Plants are adapted to upregulate the antioxidant enzymes by closing the stomata via guard cells and maintain the water status of plants (Lou et al. 2018; Nguyen et al. 2018). Similarly, the enzymes expression (SOD, APX, CAT and POD) is responsible to scavenge ROS under water stressed condition. Increased catalase (CAT) and POD activity is correlated with root elongation and enhancing growth of seedlings (Harman 2011). Similarly, SOD imparts the oxidative stress resistance in rice plants (Ali et al. 2017). Same way, non-enzymatic antioxidants such as phenolics and flavonoids scavenge the harmful radicals in response to stress (Sarwat et al. 2016). The present study manifested the deposition of these plant defense related substances (Fig. 3) that may be involved in free oxygen radical scavenging and avoiding cell membrane damages under abiotic stress (Javed and Gao 2023) while, under stress, Zn along with GSH exogenously enhanced the ROS scavenging abilities of various antioxidants (Pei et al. 2019). Exogenic application of Zn might be involved in mitigation of induced water stress negative effects caused by ROS on crop plants because it is the component of Cu/Zn-SOD that accelerates the SOD production (Mousavi et al. 2013; Farooq et al. 2021).
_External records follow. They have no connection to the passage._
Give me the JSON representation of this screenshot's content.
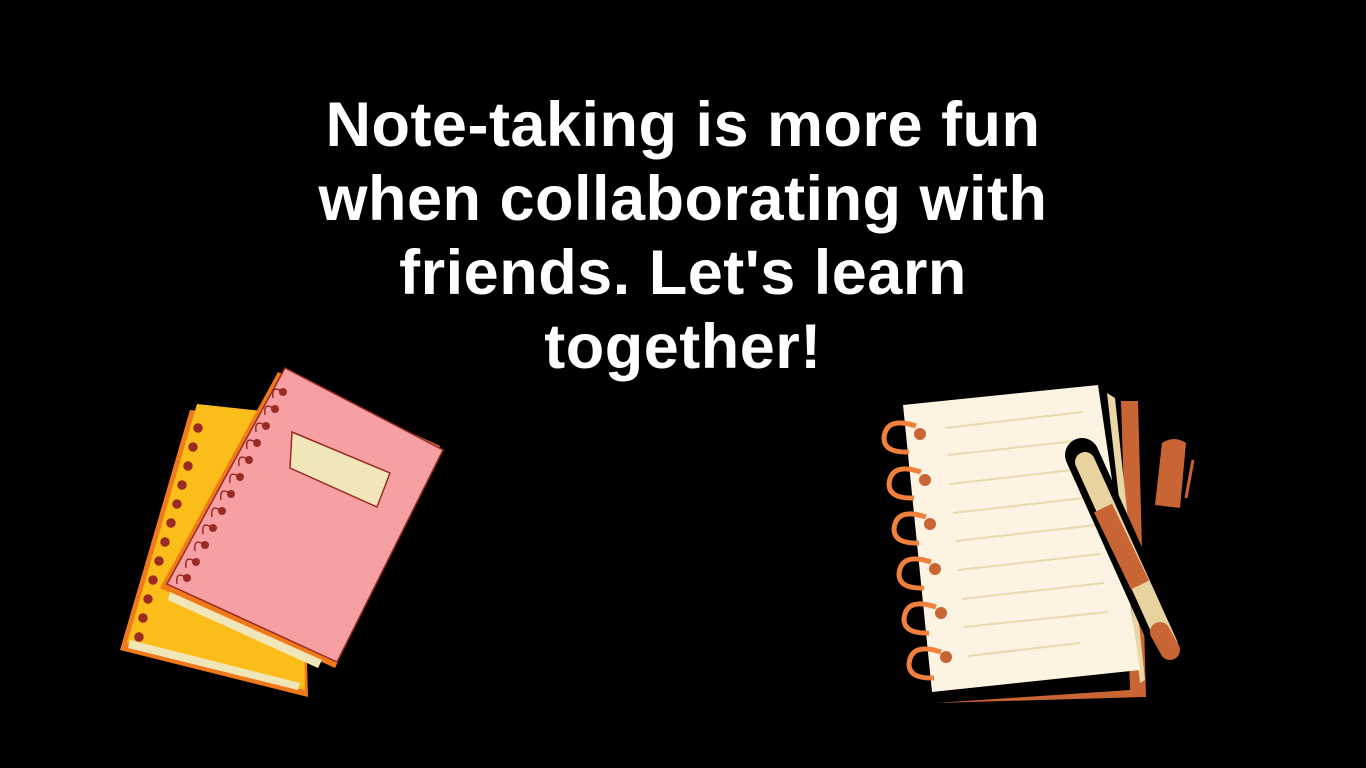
{
  "headline": {
    "lines": [
      "Note-taking is more fun",
      "when collaborating with",
      "friends. Let's learn",
      "together!"
    ]
  },
  "colors": {
    "background": "#000000",
    "text": "#ffffff",
    "yellow_notebook": "#fbbd1a",
    "pink_notebook": "#f6a0a3",
    "orange_edge": "#f07a1a",
    "label": "#f1e6b9",
    "paper": "#fcf3e2",
    "rust": "#c96534",
    "ring": "#f0803c"
  },
  "illustrations": {
    "left": "stacked-spiral-notebooks-icon",
    "right": "notepad-with-pen-icon"
  }
}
Zinc also involves in reduction of lipid peroxidation with regulation of enzyme activities (Kausar et al. 2023) that ultimately enhances the antioxidant defense system under water stress (Lou et al. 2018).
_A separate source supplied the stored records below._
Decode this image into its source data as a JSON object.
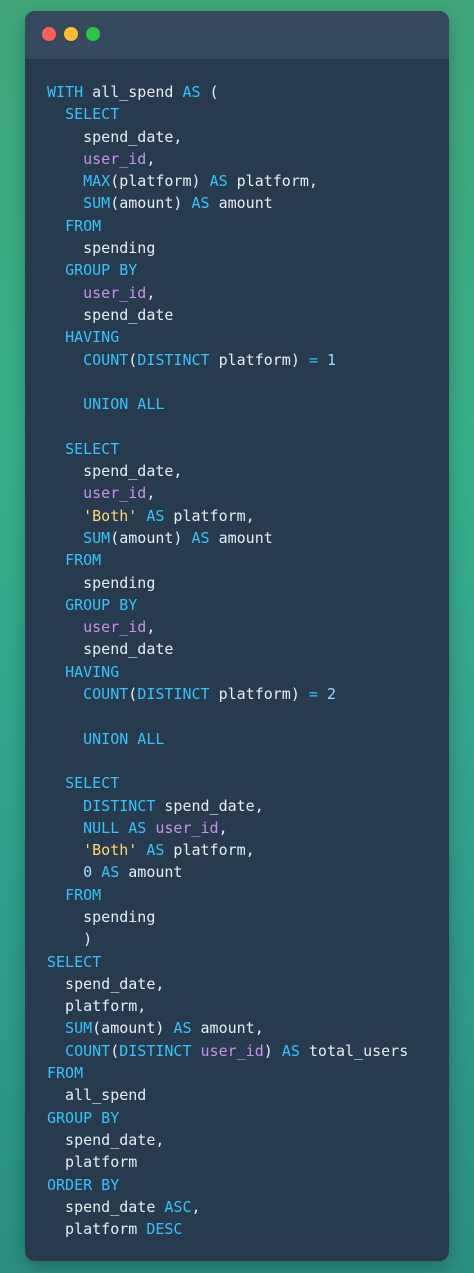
{
  "window": {
    "title_bar_dots": [
      "red",
      "yellow",
      "green"
    ],
    "dot_colors": {
      "red": "#ff5f57",
      "yellow": "#febc2e",
      "green": "#28c840"
    }
  },
  "code_lines": [
    [
      {
        "t": "kw",
        "v": "WITH "
      },
      {
        "t": "plain",
        "v": "all_spend "
      },
      {
        "t": "kw",
        "v": "AS"
      },
      {
        "t": "plain",
        "v": " ("
      }
    ],
    [
      {
        "t": "plain",
        "v": "  "
      },
      {
        "t": "kw",
        "v": "SELECT"
      }
    ],
    [
      {
        "t": "plain",
        "v": "    spend_date,"
      }
    ],
    [
      {
        "t": "plain",
        "v": "    "
      },
      {
        "t": "id",
        "v": "user_id"
      },
      {
        "t": "plain",
        "v": ","
      }
    ],
    [
      {
        "t": "plain",
        "v": "    "
      },
      {
        "t": "fn",
        "v": "MAX"
      },
      {
        "t": "plain",
        "v": "(platform) "
      },
      {
        "t": "kw",
        "v": "AS"
      },
      {
        "t": "plain",
        "v": " platform,"
      }
    ],
    [
      {
        "t": "plain",
        "v": "    "
      },
      {
        "t": "fn",
        "v": "SUM"
      },
      {
        "t": "plain",
        "v": "(amount) "
      },
      {
        "t": "kw",
        "v": "AS"
      },
      {
        "t": "plain",
        "v": " amount"
      }
    ],
    [
      {
        "t": "plain",
        "v": "  "
      },
      {
        "t": "kw",
        "v": "FROM"
      }
    ],
    [
      {
        "t": "plain",
        "v": "    spending"
      }
    ],
    [
      {
        "t": "plain",
        "v": "  "
      },
      {
        "t": "kw",
        "v": "GROUP BY"
      }
    ],
    [
      {
        "t": "plain",
        "v": "    "
      },
      {
        "t": "id",
        "v": "user_id"
      },
      {
        "t": "plain",
        "v": ","
      }
    ],
    [
      {
        "t": "plain",
        "v": "    spend_date"
      }
    ],
    [
      {
        "t": "plain",
        "v": "  "
      },
      {
        "t": "kw",
        "v": "HAVING"
      }
    ],
    [
      {
        "t": "plain",
        "v": "    "
      },
      {
        "t": "fn",
        "v": "COUNT"
      },
      {
        "t": "plain",
        "v": "("
      },
      {
        "t": "kw",
        "v": "DISTINCT"
      },
      {
        "t": "plain",
        "v": " platform) "
      },
      {
        "t": "op",
        "v": "="
      },
      {
        "t": "plain",
        "v": " "
      },
      {
        "t": "num",
        "v": "1"
      }
    ],
    [
      {
        "t": "plain",
        "v": ""
      }
    ],
    [
      {
        "t": "plain",
        "v": "    "
      },
      {
        "t": "kw",
        "v": "UNION ALL"
      }
    ],
    [
      {
        "t": "plain",
        "v": ""
      }
    ],
    [
      {
        "t": "plain",
        "v": "  "
      },
      {
        "t": "kw",
        "v": "SELECT"
      }
    ],
    [
      {
        "t": "plain",
        "v": "    spend_date,"
      }
    ],
    [
      {
        "t": "plain",
        "v": "    "
      },
      {
        "t": "id",
        "v": "user_id"
      },
      {
        "t": "plain",
        "v": ","
      }
    ],
    [
      {
        "t": "plain",
        "v": "    "
      },
      {
        "t": "str",
        "v": "'Both'"
      },
      {
        "t": "plain",
        "v": " "
      },
      {
        "t": "kw",
        "v": "AS"
      },
      {
        "t": "plain",
        "v": " platform,"
      }
    ],
    [
      {
        "t": "plain",
        "v": "    "
      },
      {
        "t": "fn",
        "v": "SUM"
      },
      {
        "t": "plain",
        "v": "(amount) "
      },
      {
        "t": "kw",
        "v": "AS"
      },
      {
        "t": "plain",
        "v": " amount"
      }
    ],
    [
      {
        "t": "plain",
        "v": "  "
      },
      {
        "t": "kw",
        "v": "FROM"
      }
    ],
    [
      {
        "t": "plain",
        "v": "    spending"
      }
    ],
    [
      {
        "t": "plain",
        "v": "  "
      },
      {
        "t": "kw",
        "v": "GROUP BY"
      }
    ],
    [
      {
        "t": "plain",
        "v": "    "
      },
      {
        "t": "id",
        "v": "user_id"
      },
      {
        "t": "plain",
        "v": ","
      }
    ],
    [
      {
        "t": "plain",
        "v": "    spend_date"
      }
    ],
    [
      {
        "t": "plain",
        "v": "  "
      },
      {
        "t": "kw",
        "v": "HAVING"
      }
    ],
    [
      {
        "t": "plain",
        "v": "    "
      },
      {
        "t": "fn",
        "v": "COUNT"
      },
      {
        "t": "plain",
        "v": "("
      },
      {
        "t": "kw",
        "v": "DISTINCT"
      },
      {
        "t": "plain",
        "v": " platform) "
      },
      {
        "t": "op",
        "v": "="
      },
      {
        "t": "plain",
        "v": " "
      },
      {
        "t": "num",
        "v": "2"
      }
    ],
    [
      {
        "t": "plain",
        "v": ""
      }
    ],
    [
      {
        "t": "plain",
        "v": "    "
      },
      {
        "t": "kw",
        "v": "UNION ALL"
      }
    ],
    [
      {
        "t": "plain",
        "v": ""
      }
    ],
    [
      {
        "t": "plain",
        "v": "  "
      },
      {
        "t": "kw",
        "v": "SELECT"
      }
    ],
    [
      {
        "t": "plain",
        "v": "    "
      },
      {
        "t": "kw",
        "v": "DISTINCT"
      },
      {
        "t": "plain",
        "v": " spend_date,"
      }
    ],
    [
      {
        "t": "plain",
        "v": "    "
      },
      {
        "t": "kw",
        "v": "NULL"
      },
      {
        "t": "plain",
        "v": " "
      },
      {
        "t": "kw",
        "v": "AS"
      },
      {
        "t": "plain",
        "v": " "
      },
      {
        "t": "id",
        "v": "user_id"
      },
      {
        "t": "plain",
        "v": ","
      }
    ],
    [
      {
        "t": "plain",
        "v": "    "
      },
      {
        "t": "str",
        "v": "'Both'"
      },
      {
        "t": "plain",
        "v": " "
      },
      {
        "t": "kw",
        "v": "AS"
      },
      {
        "t": "plain",
        "v": " platform,"
      }
    ],
    [
      {
        "t": "plain",
        "v": "    "
      },
      {
        "t": "num",
        "v": "0"
      },
      {
        "t": "plain",
        "v": " "
      },
      {
        "t": "kw",
        "v": "AS"
      },
      {
        "t": "plain",
        "v": " amount"
      }
    ],
    [
      {
        "t": "plain",
        "v": "  "
      },
      {
        "t": "kw",
        "v": "FROM"
      }
    ],
    [
      {
        "t": "plain",
        "v": "    spending"
      }
    ],
    [
      {
        "t": "plain",
        "v": "    )"
      }
    ],
    [
      {
        "t": "kw",
        "v": "SELECT"
      }
    ],
    [
      {
        "t": "plain",
        "v": "  spend_date,"
      }
    ],
    [
      {
        "t": "plain",
        "v": "  platform,"
      }
    ],
    [
      {
        "t": "plain",
        "v": "  "
      },
      {
        "t": "fn",
        "v": "SUM"
      },
      {
        "t": "plain",
        "v": "(amount) "
      },
      {
        "t": "kw",
        "v": "AS"
      },
      {
        "t": "plain",
        "v": " amount,"
      }
    ],
    [
      {
        "t": "plain",
        "v": "  "
      },
      {
        "t": "fn",
        "v": "COUNT"
      },
      {
        "t": "plain",
        "v": "("
      },
      {
        "t": "kw",
        "v": "DISTINCT"
      },
      {
        "t": "plain",
        "v": " "
      },
      {
        "t": "id",
        "v": "user_id"
      },
      {
        "t": "plain",
        "v": ") "
      },
      {
        "t": "kw",
        "v": "AS"
      },
      {
        "t": "plain",
        "v": " total_users"
      }
    ],
    [
      {
        "t": "kw",
        "v": "FROM"
      }
    ],
    [
      {
        "t": "plain",
        "v": "  all_spend"
      }
    ],
    [
      {
        "t": "kw",
        "v": "GROUP BY"
      }
    ],
    [
      {
        "t": "plain",
        "v": "  spend_date,"
      }
    ],
    [
      {
        "t": "plain",
        "v": "  platform"
      }
    ],
    [
      {
        "t": "kw",
        "v": "ORDER BY"
      }
    ],
    [
      {
        "t": "plain",
        "v": "  spend_date "
      },
      {
        "t": "kw",
        "v": "ASC"
      },
      {
        "t": "plain",
        "v": ","
      }
    ],
    [
      {
        "t": "plain",
        "v": "  platform "
      },
      {
        "t": "kw",
        "v": "DESC"
      }
    ]
  ]
}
Anthocyanin deposition, as another defensive strategy adapted by plants to detoxify ROS under water stress situations (Huang et al. 2019). Greater anthocyanin contents are considered (Nguyen et al. 2021) as water stress tolerance indicator of plants. Similarly, soluble sugars and proteins are involved in maintaining the water balance (Kabiri et al. 2018) at cellular level under water shortage terms. The current plant also depicted the increased contents of these substances under water stressed condition. The application of GSH improved the contents of these secondary metabolites and non-enzymatic antioxidants under water stress that might be due to that GSH improves the activities of other antioxidants and is itself acted as non-enzymatic antioxidant (Hasanuzzaman et al. 2017). Coordinately, protein synthesis and carbohydrate metabolism are also regulated with involvement of Zn (Mousavi et al. 2013).
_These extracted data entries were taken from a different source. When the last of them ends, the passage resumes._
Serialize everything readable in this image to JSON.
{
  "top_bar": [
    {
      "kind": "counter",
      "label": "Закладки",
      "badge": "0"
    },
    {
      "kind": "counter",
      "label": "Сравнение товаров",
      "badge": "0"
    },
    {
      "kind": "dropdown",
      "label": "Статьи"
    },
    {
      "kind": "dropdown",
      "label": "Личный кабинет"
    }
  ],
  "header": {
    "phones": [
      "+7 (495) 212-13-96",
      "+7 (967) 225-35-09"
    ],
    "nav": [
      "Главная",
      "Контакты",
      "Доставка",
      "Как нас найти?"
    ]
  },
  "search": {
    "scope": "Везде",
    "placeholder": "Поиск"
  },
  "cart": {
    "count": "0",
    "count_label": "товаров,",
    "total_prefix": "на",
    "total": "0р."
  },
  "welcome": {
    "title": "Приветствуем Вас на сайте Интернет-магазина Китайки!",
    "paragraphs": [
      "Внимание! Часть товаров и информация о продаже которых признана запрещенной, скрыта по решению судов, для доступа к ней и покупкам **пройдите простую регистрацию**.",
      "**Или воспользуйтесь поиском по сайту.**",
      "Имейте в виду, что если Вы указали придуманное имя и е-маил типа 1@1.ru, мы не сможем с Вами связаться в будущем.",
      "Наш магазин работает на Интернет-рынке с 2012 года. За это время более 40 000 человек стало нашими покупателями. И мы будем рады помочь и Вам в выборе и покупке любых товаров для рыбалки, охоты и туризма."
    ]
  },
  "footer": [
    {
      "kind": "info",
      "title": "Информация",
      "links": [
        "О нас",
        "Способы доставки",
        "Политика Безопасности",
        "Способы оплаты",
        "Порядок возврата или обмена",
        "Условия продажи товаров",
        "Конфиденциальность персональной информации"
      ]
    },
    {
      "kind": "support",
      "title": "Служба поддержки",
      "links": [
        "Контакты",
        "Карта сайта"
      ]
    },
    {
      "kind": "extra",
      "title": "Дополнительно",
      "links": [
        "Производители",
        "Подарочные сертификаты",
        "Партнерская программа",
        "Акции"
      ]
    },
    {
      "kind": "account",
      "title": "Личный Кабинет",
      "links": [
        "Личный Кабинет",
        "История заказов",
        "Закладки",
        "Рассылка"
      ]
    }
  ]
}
In conclusion, it is resulted that glutathione applied improvement in growth, photosynthetic pigment and antioxidative defense mechanisms when applied alone or in combination with Zn is associated with its role in increasing the metabolic activities in terms of conversion of larger metabolites to simpler ones that reflects its role in hydrolyzing enzymes triggering. Under water shortage conditions, the co-application of glutathione and Zn to maize plants resulted in higher development, and this was linked to better maintenance of the photosynthetic pigments on the leaves and the improvement in the antioxidative defense mechanism with an alternate decrease in lipid peroxidation. The better effects of glutathione were found in combination with Zn might be the dual impact of both of glutathione and Zn that shows their beneficial interaction in amelioration of the water stress. As literature depicts that studies are not available regarding the combine application of glutathione and Zn for boosting up the biomass of maize plant under poor water regimes and the findings of this study show that using them together rather than separately has more positive impacts. So, it can be recommended that the combinatorial application of Zn and glutathione as foliar spray is more helpful in combating the adverse effect, of water stress that will be helpful for better and uniform crop stands and will lead to better production under water deficit conditions.